Das Kausystem ist ein sehr komplexes Organ, mit den beiden Kiefergelenken, der Kaumuskulatur und den dazugehörigen Strukturen.

Dieses aufeinander abgestimmte System kann sich bis zu einem gewissen Grad auf Veränderungen im Kauapparat anpassen. Werden diese Grenzen überschritten, treten Funktionsstörungen auf, die so genannte Craniomandibuläre Dysfunktion (CMD).

Symptomatisch für Dysfunktionen sind insbesondere
  • das Knirschen und Knacken in einem oder beiden Kiefergelenken
  • eingeschränkte Unterkieferbeweglichkeit
  • überhöhte Muskelaktivität mit Verspannungen in Kopf- Hals- und Schultermuskulatur
  • Kopfschmerzen / Gesichtschmerzen

Die Entstehung einer CMD ist nicht eindeutig zu erklären. Ursächlich kann aber eine muskuläre Fehlfunktion sein, akute Verletzungen als Folge eines Unfalls oder chronische Verletzungen, wie Zähneknirschen oder Pressen.

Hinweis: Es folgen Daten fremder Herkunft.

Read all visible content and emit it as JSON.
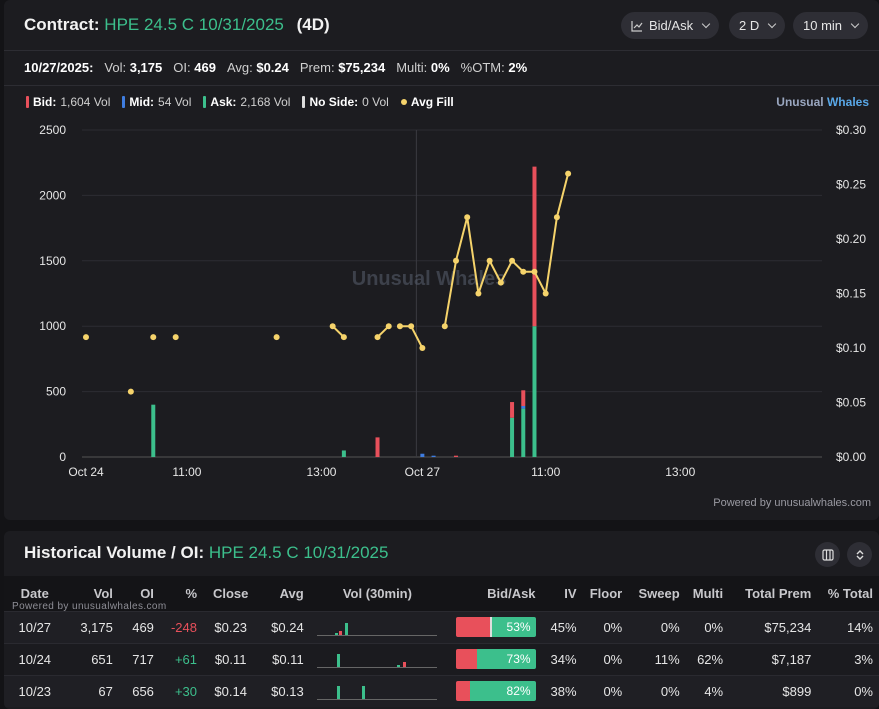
{
  "header": {
    "label": "Contract:",
    "contract": "HPE 24.5 C 10/31/2025",
    "dte": "(4D)",
    "buttons": {
      "chart_type": "Bid/Ask",
      "range": "2 D",
      "interval": "10 min"
    }
  },
  "stats": [
    {
      "label": "10/27/2025:",
      "value": ""
    },
    {
      "label": "Vol:",
      "value": "3,175"
    },
    {
      "label": "OI:",
      "value": "469"
    },
    {
      "label": "Avg:",
      "value": "$0.24"
    },
    {
      "label": "Prem:",
      "value": "$75,234"
    },
    {
      "label": "Multi:",
      "value": "0%"
    },
    {
      "label": "%OTM:",
      "value": "2%"
    }
  ],
  "legend": [
    {
      "name": "Bid:",
      "value": "1,604 Vol",
      "color": "#e8505b",
      "kind": "bar"
    },
    {
      "name": "Mid:",
      "value": "54 Vol",
      "color": "#3f7de0",
      "kind": "bar"
    },
    {
      "name": "Ask:",
      "value": "2,168 Vol",
      "color": "#3cbf8c",
      "kind": "bar"
    },
    {
      "name": "No Side:",
      "value": "0 Vol",
      "color": "#dddddd",
      "kind": "bar"
    },
    {
      "name": "Avg Fill",
      "value": "",
      "color": "#f5d36b",
      "kind": "dot"
    }
  ],
  "brand": {
    "part1": "Unusual",
    "part2": "Whales"
  },
  "watermark": "Unusual Whales",
  "powered_by": "Powered by unusualwhales.com",
  "chart_data": {
    "type": "bar",
    "y_left": {
      "ticks": [
        "2500",
        "2000",
        "1500",
        "1000",
        "500",
        "0"
      ],
      "ylim": [
        0,
        2500
      ]
    },
    "y_right": {
      "ticks": [
        "$0.30",
        "$0.25",
        "$0.20",
        "$0.15",
        "$0.10",
        "$0.05",
        "$0.00"
      ],
      "ylim": [
        0,
        0.3
      ]
    },
    "x_ticks": [
      {
        "label": "Oct 24",
        "slot": 0
      },
      {
        "label": "11:00",
        "slot": 9
      },
      {
        "label": "13:00",
        "slot": 21
      },
      {
        "label": "Oct 27",
        "slot": 30
      },
      {
        "label": "11:00",
        "slot": 41
      },
      {
        "label": "13:00",
        "slot": 53
      }
    ],
    "slots": 66,
    "day_split_slot": 30,
    "volume_bars": [
      {
        "slot": 6,
        "bid": 0,
        "mid": 0,
        "ask": 400
      },
      {
        "slot": 23,
        "bid": 0,
        "mid": 0,
        "ask": 50
      },
      {
        "slot": 26,
        "bid": 150,
        "mid": 0,
        "ask": 0
      },
      {
        "slot": 30,
        "bid": 0,
        "mid": 25,
        "ask": 0
      },
      {
        "slot": 31,
        "bid": 0,
        "mid": 10,
        "ask": 0
      },
      {
        "slot": 33,
        "bid": 10,
        "mid": 0,
        "ask": 0
      },
      {
        "slot": 38,
        "bid": 120,
        "mid": 0,
        "ask": 300
      },
      {
        "slot": 39,
        "bid": 120,
        "mid": 20,
        "ask": 370
      },
      {
        "slot": 40,
        "bid": 1220,
        "mid": 0,
        "ask": 1000
      }
    ],
    "avg_fill_segments": [
      [
        {
          "slot": 0,
          "price": 0.11
        }
      ],
      [
        {
          "slot": 4,
          "price": 0.06
        }
      ],
      [
        {
          "slot": 6,
          "price": 0.11
        }
      ],
      [
        {
          "slot": 8,
          "price": 0.11
        }
      ],
      [
        {
          "slot": 17,
          "price": 0.11
        }
      ],
      [
        {
          "slot": 22,
          "price": 0.12
        },
        {
          "slot": 23,
          "price": 0.11
        }
      ],
      [
        {
          "slot": 26,
          "price": 0.11
        },
        {
          "slot": 27,
          "price": 0.12
        }
      ],
      [
        {
          "slot": 28,
          "price": 0.12
        },
        {
          "slot": 29,
          "price": 0.12
        },
        {
          "slot": 30,
          "price": 0.1
        }
      ],
      [
        {
          "slot": 32,
          "price": 0.12
        },
        {
          "slot": 33,
          "price": 0.18
        },
        {
          "slot": 34,
          "price": 0.22
        },
        {
          "slot": 35,
          "price": 0.15
        },
        {
          "slot": 36,
          "price": 0.18
        },
        {
          "slot": 37,
          "price": 0.16
        },
        {
          "slot": 38,
          "price": 0.18
        },
        {
          "slot": 39,
          "price": 0.17
        },
        {
          "slot": 40,
          "price": 0.17
        },
        {
          "slot": 41,
          "price": 0.15
        },
        {
          "slot": 42,
          "price": 0.22
        },
        {
          "slot": 43,
          "price": 0.26
        }
      ]
    ]
  },
  "history": {
    "title_label": "Historical Volume / OI:",
    "title_contract": "HPE 24.5 C 10/31/2025",
    "powered_by": "Powered by unusualwhales.com",
    "columns": [
      "Date",
      "Vol",
      "OI",
      "%",
      "Close",
      "Avg",
      "Vol (30min)",
      "Bid/Ask",
      "IV",
      "Floor",
      "Sweep",
      "Multi",
      "Total Prem",
      "% Total"
    ],
    "rows": [
      {
        "date": "10/27",
        "vol": "3,175",
        "oi": "469",
        "chg": "-248",
        "chg_dir": "neg",
        "close": "$0.23",
        "avg": "$0.24",
        "spark": [
          {
            "x": 18,
            "h": 2
          },
          {
            "x": 22,
            "h": 4
          },
          {
            "x": 28,
            "h": 12
          }
        ],
        "bid_pct": 43,
        "mid_pct": 2,
        "ask_label": "53%",
        "iv": "45%",
        "floor": "0%",
        "sweep": "0%",
        "multi": "0%",
        "total_prem": "$75,234",
        "pct_total": "14%"
      },
      {
        "date": "10/24",
        "vol": "651",
        "oi": "717",
        "chg": "+61",
        "chg_dir": "pos",
        "close": "$0.11",
        "avg": "$0.11",
        "spark": [
          {
            "x": 20,
            "h": 13
          },
          {
            "x": 80,
            "h": 2
          },
          {
            "x": 86,
            "h": 5
          }
        ],
        "bid_pct": 27,
        "mid_pct": 0,
        "ask_label": "73%",
        "iv": "34%",
        "floor": "0%",
        "sweep": "11%",
        "multi": "62%",
        "total_prem": "$7,187",
        "pct_total": "3%"
      },
      {
        "date": "10/23",
        "vol": "67",
        "oi": "656",
        "chg": "+30",
        "chg_dir": "pos",
        "close": "$0.14",
        "avg": "$0.13",
        "spark": [
          {
            "x": 20,
            "h": 13
          },
          {
            "x": 45,
            "h": 13
          }
        ],
        "bid_pct": 18,
        "mid_pct": 0,
        "ask_label": "82%",
        "iv": "38%",
        "floor": "0%",
        "sweep": "0%",
        "multi": "4%",
        "total_prem": "$899",
        "pct_total": "0%"
      }
    ]
  }
}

Die Natur hat es so eingerichtet, dass die Unterkieferzahnreihe sich natürlicherweise in einem Abstand von nur 2-3 mm zum Oberkiefer befindet. Es besteht also nur Zahnkontakt beim Kauen oder Schlucken. Zahnsubstanz und Kaumuskulatur werden also fast über den gesamten Tag hin geschont.

Psychosozialer Stress kann aber zu unbewussten Anspannung der Kaumuskulatur führen. Die Folgen sind Pressen und Zähneknirschen (Bruxismus). Morgens sind dann kurz nach dem Aufstehen die Zähne und die Muskulatur schmerzhaft. Durch diese Überbelastung kommt es zu Absplitterungen und Aussprengungen am Zahnschmelz, die Kauflächen im Seitenzahnbereich verlieren ihre Kontur, Eckzähne und Frontzähne zeigen Abnutzungsfacetten. Falsch eingesetzte Füllungen, Prothesen oder Inlays können weiterhin als Auslöser fürs nächtliche Knirschen in Frage kommen.

Eine CMD kann aber auch Folge von schlechter Sitzhaltung z.B. am Computerarbeitsplatz, übermäßiges Kaugummikauen oder andere Gewohnheiten, wie Fingernägelkauen sein. Psychosoziale Störungen wie z.B. Angstzustände oder Depressionen sollten in der Krankengeschichte erfragt werden.

Die Diagnose wird meist mit der klinischen und/oder instrumentellen Funktionsanalyse gestellt. Dabei werden die Kiefergelenke und die Muskulatur manuell abgetastet und Funktionseinschränkungen und Schmerzpunkte dokumentiert. Ein wichtiges Hilfsmittel zur Durchführung der Funktionsanalyse ist zum Beispiel der Gesichtsbogen. Dieser ermöglicht eine getreue Übertragung der Patientensituation auf individuell einstellbare zahntechnische Arbeitsgeräte (sogenannte Artikulatoren). So können mögliche Fehlkontakte zwischen den Zahnreihen analysiert und Schlussfolgerungen für die weitere Therapie gezogen werden.

Zu den häufigsten Behandlungsansätzen gehört die Schienentherapie (z.B. Michiganschiene). Nach Abformungen beider Kiefer und der Gelenkvermessung mit einem Gesichtsbogen wird im zahntechnischen Labor eine individuelle Schiene aus durchsichtigem Kunststoff gefertigt. In der Regel wird diese Schiene nachts getragen, wobei sie eine weitere Abnutzung der Zahnhartsubstanz durch Knirschen verhindert und zu einer Entlastung im Bereich der Kaumuskulatur und des Kiefergelenkes beiträgt.

Die Behandlung bedarf gegebenenfalls einer fachübergreifenden Therapie, wobei z.B. Haltungsschäden durch Orthopäden und Physiotherapeuten beurteilt und therapiert werden sollten. Liegen psychische Gründe vor, sollte man sich bei einem geeigneten Fachmann informieren.